From the Federal Reserve to Bhutan’s Royal Monetary Authority in the Himalayas, central banks are working on digital currency studies or projects. There are several reasons for this. Most importantly, private cryptocurrencies and so-called stablecoins are rapidly becoming popular rivals to traditional money; Central bank digital currencies (CBDCs) would not only keep governments in the game but could help make payments and monetary policy more efficient and direct.
CBDCs have the potential to destabilise everything from traditional banking to the power of the US dollar — and authorities are wary of too much disruption to global financial stability. There is a tricky trade-off: The more limits and oversight get built into state-backed cryptocoins the less likely they are to be used.
Privacy is part of it: Unlike traditional paper money, CBDCs can be constantly tracked because the identity data of owners and their transactions are kept in the blockchain — the cryptographic form and function of all digital coins. It will be up to central banks whether or how closely they keep tabs on people.
For the US, CBDCs pose a geopolitical concern. The threat doesn’t come from China’s digital yuan taking the dollar’s place as the world’s currency of choice for international trade. It’s from digital currencies’ ability to shortcut the systems for cross-border payments. The Bank for International Settlements — the central bankers’ central bank — touched on this in a study released on September 30.
Right now, if you want to send dollars around the world — which many people and businesses do daily — you need to use an international payments network, like SWIFT. At some point in the process, your money has to pass through an American-licensed settlement bank. This gives the US power beyond its borders because it can demand that banks refuse to handle any dollar payments for foreign banks (or whole countries). That’s how financial sanctions against countries like Iran and Russia, or bad individuals anywhere, are enforced.

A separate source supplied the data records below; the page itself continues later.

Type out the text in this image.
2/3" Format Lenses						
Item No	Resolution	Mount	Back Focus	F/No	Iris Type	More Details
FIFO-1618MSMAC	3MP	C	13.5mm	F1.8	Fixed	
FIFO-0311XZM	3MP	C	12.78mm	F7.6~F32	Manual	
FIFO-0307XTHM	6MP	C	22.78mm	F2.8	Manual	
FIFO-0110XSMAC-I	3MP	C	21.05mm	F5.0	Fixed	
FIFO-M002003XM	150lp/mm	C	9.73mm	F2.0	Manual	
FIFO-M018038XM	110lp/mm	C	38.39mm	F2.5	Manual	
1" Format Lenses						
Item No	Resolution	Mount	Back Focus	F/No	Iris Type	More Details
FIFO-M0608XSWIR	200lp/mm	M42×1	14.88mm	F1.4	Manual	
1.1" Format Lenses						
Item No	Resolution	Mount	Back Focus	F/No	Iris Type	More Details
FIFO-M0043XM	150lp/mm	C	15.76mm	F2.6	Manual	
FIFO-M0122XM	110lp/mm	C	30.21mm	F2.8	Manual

Digital currencies, including ones created and controlled by central banks, bypass all of this. CBDCs could easily be sent across borders directly between any users. They could then be locally exchanged into and out of dollars if someone else in the same country owns greenbacks — which many people and banks do.
That’s not a bad outcome for governments around the world that want to lessen US financial influence. That includes European nations, as Josh Younger, an analyst at JPMorgan Chase & Co, noted in the tail-end of a report on CBDCs in May last year. “For high-income countries and the US in particular, [creating a] digital currency is an exercise in geopolitical risk management,†he wrote. That’s one strong motive for the US to develop its own digital currency. It can’t defend its interests if it isn’t in the game and people everywhere use other digital currencies. The same concern holds for almost all other countries. But introducing a CBDC creates threats to ordinary banking and financial stability. CBDCs might make a very good alternative to holding cash in bank deposits.